Mientras los leones no tengan sus
historiadores, las historias de cacería seguirán
glorificando a los cazadores”.
Si bien es cierto que de la II Guerra Mundial salió vencedor
el antifascismo, no es menos verdad que tras la victoria,
las potencias capitalistas que se aliaron con el movimiento
obrero durante la contienda contra el monstruo nazi,
decidieron señalar al “peligro comunista” como el principal
enemigo al que combatir. Desde unos estados del bienestar
fruto de la lucha antifascista y anticapitalista, el bloque
occidental comienza, con el presidente Truman a la cabeza
-máximo responsable de los crímenes de Hiroshima y Nagasaki-,
su particular batalla contra el marxismo.
En 1975, a petición de la Trilateral, tres “expertos”
publican “La crisis de la democracia. Informe sobre la
gobernabilidad de las democracias a la Comisión Trilateral”,
un documento del que se saca la conclusión de que ya no
basta con hacer uso de la represión contra las fuerzas de
izquierdas - una costumbre que llevaba tiempo practicando
Estados Unidos en América Central, América del Sur y otras
zonas del mundo- , sino que es necesario combatir en el
terreno de las ideas. Hay que crear, con más fuerza que
nunca, un “sentido común de derechas”. Desde entonces a esta
parte, el tablero político se ha ido estrechando cada vez
más. En palabras de Íñigo Errejón, “el espacio de la
democracia se ha ido jibarizando no sólo en torno a lo que
se puede votar, sino en torno a lo que se puede pensar”.

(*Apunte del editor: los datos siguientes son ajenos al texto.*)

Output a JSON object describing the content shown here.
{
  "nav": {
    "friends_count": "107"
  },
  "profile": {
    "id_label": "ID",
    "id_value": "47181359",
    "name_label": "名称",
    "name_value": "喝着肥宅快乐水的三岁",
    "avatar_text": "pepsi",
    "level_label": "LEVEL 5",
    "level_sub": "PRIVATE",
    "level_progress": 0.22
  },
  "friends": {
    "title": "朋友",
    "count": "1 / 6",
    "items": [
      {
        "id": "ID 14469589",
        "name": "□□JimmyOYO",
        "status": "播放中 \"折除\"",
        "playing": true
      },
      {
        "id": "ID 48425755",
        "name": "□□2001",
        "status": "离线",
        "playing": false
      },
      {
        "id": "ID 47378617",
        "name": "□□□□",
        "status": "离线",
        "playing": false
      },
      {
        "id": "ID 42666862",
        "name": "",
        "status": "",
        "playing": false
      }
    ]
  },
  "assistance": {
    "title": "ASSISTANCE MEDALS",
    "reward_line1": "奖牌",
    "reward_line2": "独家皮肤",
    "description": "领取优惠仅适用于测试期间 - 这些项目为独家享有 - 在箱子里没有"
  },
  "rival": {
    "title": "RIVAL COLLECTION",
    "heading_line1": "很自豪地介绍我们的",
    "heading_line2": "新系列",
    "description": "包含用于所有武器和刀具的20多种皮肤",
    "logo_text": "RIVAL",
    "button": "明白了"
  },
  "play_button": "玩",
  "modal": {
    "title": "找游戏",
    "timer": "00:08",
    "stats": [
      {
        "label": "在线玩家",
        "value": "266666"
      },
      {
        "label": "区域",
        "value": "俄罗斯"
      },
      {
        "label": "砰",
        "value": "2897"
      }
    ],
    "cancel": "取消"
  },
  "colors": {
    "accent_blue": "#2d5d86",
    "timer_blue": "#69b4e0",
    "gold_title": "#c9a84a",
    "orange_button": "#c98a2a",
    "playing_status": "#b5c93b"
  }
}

Los cazadores han escrito y escriben la historia de las
cacerías, lo que ha desembocado en una equidistancia
insultante, en una “despolitización” que hace que muchos
afirmen sin ruborizarse que una bandera tricolor es igual
que una franquista o que levantar el puño debe ser igual de
censurable que alzar el brazo y lucir el saludo romano.
Simplismo e hipocresía a raudales, como la de ciertos
conservadores que acusan al pensamiento crítico y
progresista de maniqueo y de utilizar la dicotomía
“malo-bueno”, a la vez que ellos continúan tachando, en la
dinámica de la Guerra Fría, de terroristas o populistas a
todo aquel que se atreve a hablar de políticas sociales,
revelando así hasta qué punto las grietas que se han abierto
en el panorama político actual rompen los esquemas de unos
poderes que, amparándose en un bipartidismo de alternancia y
nunca de alternativa, han disfrutado durante décadas de
hegemonía política, cultural e ideológica. Están nerviosos y
se les nota.
Continuar definiendo la realidad en términos de
izquierda-derecha beneficia a aquellos que nunca han dejado
de poseer los dispositivos ideológicos creadores de
conciencia y consentimiento. Es por eso que la
representación del inmovilismo y el status quo no cesa en su
empeño de calificar de “comunista” (sinónimo de diablo) o
“extrema izquierda” a todo actor político contrario a las
medidas de saqueo y expolio impuestas desde la Troika y los
mercados financieros. Todo el que proteste es comunista. Y
si es comunista, lo que diga no cuenta, porque ser comunista
es malo. Si les hablas de la ilegitimidad de la deuda, te
saltan con Enver Hoxha, Stalin y los países del este. La
falta de argumentos les obliga a identificar al interlocutor
con algún tipo de “mal” que desacredite sus palabras, a
presentarle como un extremista diga lo que diga. Hablar de
izquierdistas les viene bien. Debatir sobre política, menos.
Necesitan dejar claro que aquellos que protestan no son
“personas normales”, sino “la izquierda”. Desean continuar
definiendo la actualidad en los términos que siempre les han
beneficiado y que ha llevado al pensamiento crítico a ser
algo “marginal” o “underground”, una cosa destinada a no
salir de la esfera de una intelectualidad sin ningún tipo de
poder de transformación.
Ser conscientes de esta realidad no implica dar veracidad al
mantra neoliberal, totalitario, absurdo y conservador del
“fin de las ideologías”, sino asumir la obviedad de que las
etiquetas ideológicas son útiles en tanto en cuanto sirven
para explicar algo. Que sea “la izquierda” la que protesta o
presenta medidas alternativas es cómodo para un poder que ha
sabido dar “su” significado -vacío- al término “izquierda”.
Ellos necesitan hablar de bolcheviques para ganar.
Hablémosles, sencillamente, de democracia.